Before engaging with a regulator about a potential or actual investigation into pre-closing alleged issues, a buyer should carefully review its obligations under the sale agreement with respect to participation rights of the seller. Failure to provide the seller with the participation rights set forth in the sale agreement could affect, or even be fatal to, the buyer’s indemnification rights with respect to losses arising from the investigation.

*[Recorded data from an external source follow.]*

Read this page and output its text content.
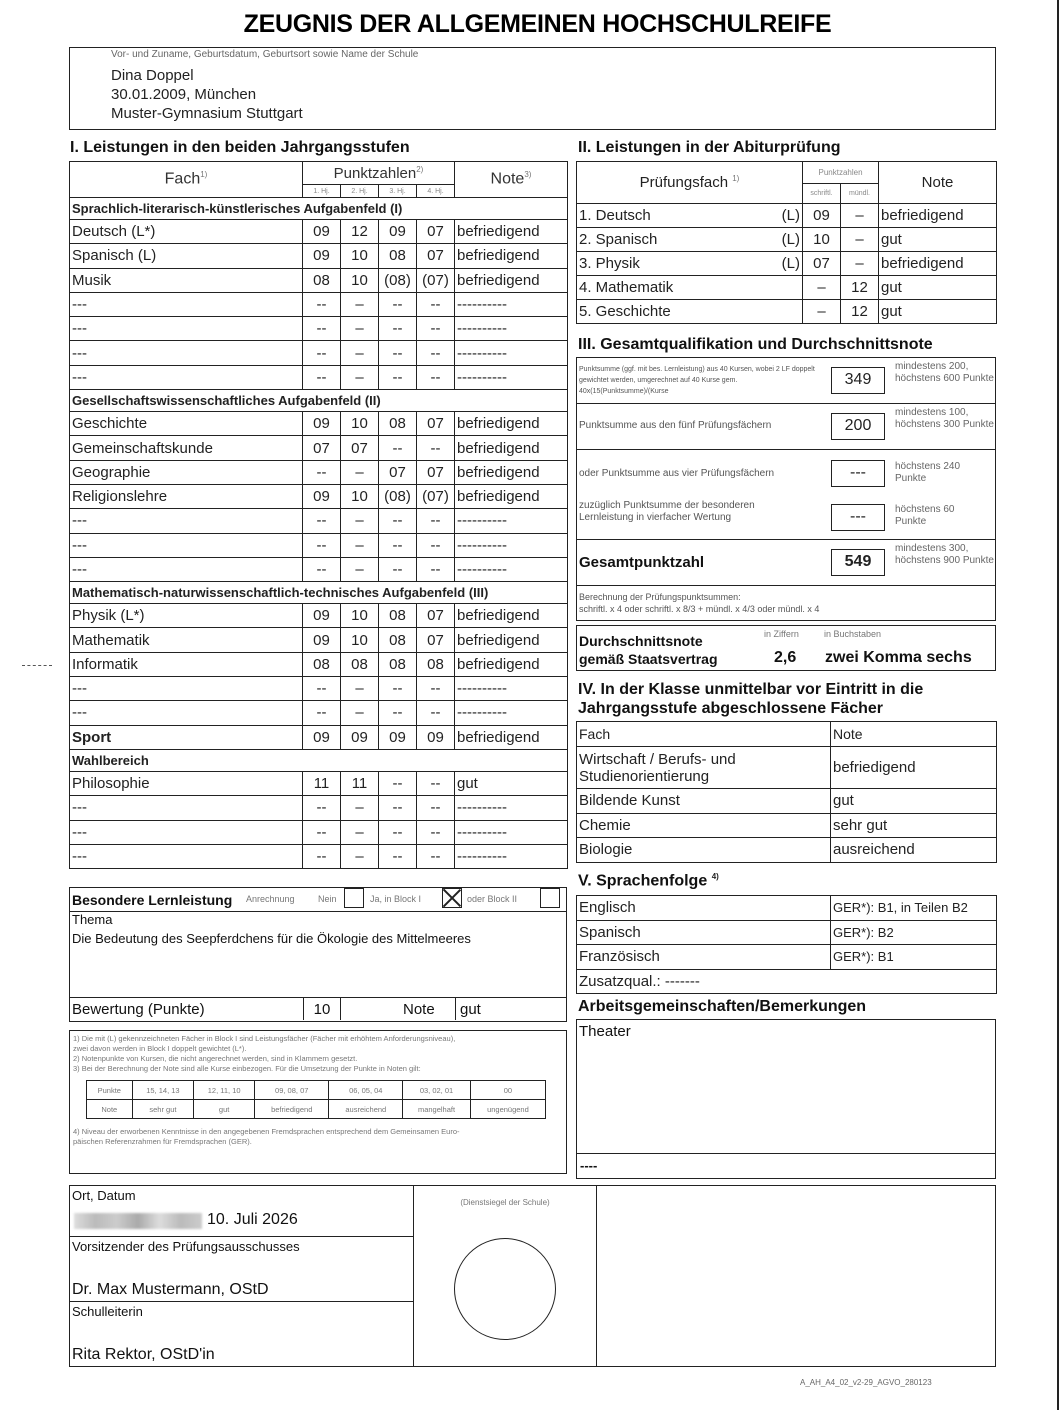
ZEUGNIS DER ALLGEMEINEN HOCHSCHULREIFE
Vor- und Zuname, Geburtsdatum, Geburtsort sowie Name der Schule
Dina Doppel
30.01.2009, München
Muster-Gymnasium Stuttgart
I. Leistungen in den beiden Jahrgangsstufen
Fach$^{1)}$	Punktzahlen$^{2)}$				Note$^{3)}$
	1. Hj.	2. Hj.	3. Hj.	4. Hj.	
Sprachlich-literarisch-künstlerisches Aufgabenfeld (I)					
Deutsch (L*)	09	12	09	07	befriedigend
Spanisch (L)	09	10	08	07	befriedigend
Musik	08	10	(08)	(07)	befriedigend
---	--	–	--	--	----------
---	--	–	--	--	----------
---	--	–	--	--	----------
---	--	–	--	--	----------
Gesellschaftswissenschaftliches Aufgabenfeld (II)					
Geschichte	09	10	08	07	befriedigend
Gemeinschaftskunde	07	07	--	--	befriedigend
Geographie	--	–	07	07	befriedigend
Religionslehre	09	10	(08)	(07)	befriedigend
---	--	–	--	--	----------
---	--	–	--	--	----------
---	--	–	--	--	----------
Mathematisch-naturwissenschaftlich-technisches Aufgabenfeld (III)					
Physik (L*)	09	10	08	07	befriedigend
Mathematik	09	10	08	07	befriedigend
Informatik	08	08	08	08	befriedigend
---	--	–	--	--	----------
---	--	–	--	--	----------
Sport	09	09	09	09	befriedigend
Wahlbereich					
Philosophie	11	11	--	--	gut
---	--	–	--	--	----------
---	--	–	--	--	----------
---	--	–	--	--	----------
Besondere Lernleistung Anrechnung	Nein	Ja, in Block I	oder Block II
Thema
Die Bedeutung des Seepferdchens für die Ökologie des Mittelmeeres
Bewertung (Punkte)	10	Note	gut

1) Die mit (L) gekennzeichneten Fächer in Block I sind Leistungsfächer (Fächer mit erhöhtem Anforderungsniveau),

zwei davon werden in Block I doppelt gewichtet (L*).

2) Notenpunkte von Kursen, die nicht angerechnet werden, sind in Klammern gesetzt.

3) Bei der Berechnung der Note sind alle Kurse einbezogen. Für die Umsetzung der Punkte in Noten gilt:

Punkte	15, 14, 13	12, 11, 10	09, 08, 07	06, 05, 04	03, 02, 01	00
Note	sehr gut	gut	befriedigend	ausreichend	mangelhaft	ungenügend

4) Niveau der erworbenen Kenntnisse in den angegebenen Fremdsprachen entsprechend dem Gemeinsamen Euro-

päischen Referenzrahmen für Fremdsprachen (GER).

II. Leistungen in der Abiturprüfung
Prüfungsfach $^{1)}$	Punktzahlen		Note
	schriftl.	mündl.	
1. Deutsch (L)	09	–	befriedigend
2. Spanisch (L)	10	–	gut
3. Physik (L)	07	–	befriedigend
4. Mathematik	–	12	gut
5. Geschichte	–	12	gut
III. Gesamtqualifikation und Durchschnittsnote
Punktsumme (ggf. mit bes. Lernleistung) aus 40 Kursen, wobei 2 LF doppelt gewichtet werden, umgerechnet auf 40 Kurse gem. 40x(15(Punktsumme)/(Kurse
349
mindestens 200, höchstens 600 Punkte
Punktsumme aus den fünf Prüfungsfächern	200
mindestens 100, höchstens 300 Punkte
oder Punktsumme aus vier Prüfungsfächern	---	höchstens 240 Punkte
zuzüglich Punktsumme der besonderen Lernleistung in vierfacher Wertung	---	höchstens 60 Punkte
Gesamtpunktzahl	549
mindestens 300, höchstens 900 Punkte
Berechnung der Prüfungspunktsummen:
schriftl. x 4 oder schriftl. x 8/3 + mündl. x 4/3 oder mündl. x 4
Durchschnittsnote
gemäß Staatsvertrag
in Ziffern	in Buchstaben
2,6 zwei Komma sechs
IV. In der Klasse unmittelbar vor Eintritt in die
Jahrgangsstufe abgeschlossene Fächer
Fach	Note

Wirtschaft / Berufs- und
Studienorientierung	befriedigend

Bildende Kunst	gut

Chemie	sehr gut

Biologie	ausreichend
V. Sprachenfolge $^{4)}$
Englisch	GER*): B1, in Teilen B2
Spanisch	GER*): B2
Französisch	GER*): B1
Zusatzqual.: -------	
Arbeitsgemeinschaften/Bemerkungen
Theater
----
Ort, Datum
10. Juli 2026
Vorsitzender des Prüfungsausschusses
Dr. Max Mustermann, OStD
Schulleiterin
Rita Rektor, OStD'in
(Dienstsiegel der Schule)
A_AH_A4_02_v2-29_AGVO_280123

Consideration should be given to modifying standard participation right provisions. Among the relevant considerations would be the respective negotiating leverage of the parties and the perceived level of risk that post-closing regulatory investigations might arise. Among the possible modifications would be: First, at a minimum, providing greater clarity and specificity as to the timing and extent of any right of the seller to participate in the defense strategy. For example, the parties may wish to specify more precisely than is typical the triggering event for the seller’s participation right—whether it is any inquiry from a regulator that could lead to an investigation; or the formal commencement of an investigation; or an investigation having proceeded to a specified point; or a specific claim having been formally asserted by the regulator. Second, a buyer may wish expressly to exclude specified actions from the participation rights—such as initial self-reporting of possible violations and responses to subpoenas or other legally required actions. Such modifications may be particularly appropriate in light of the DOJ’s and other regulators’ ongoing efforts to incentivize prompt self-reporting. Third, a buyer may wish to provide for its own participation rights with respect to the seller’s own, separate defense in connection with regulatory or criminal investigations of the seller’s pre-closing conduct.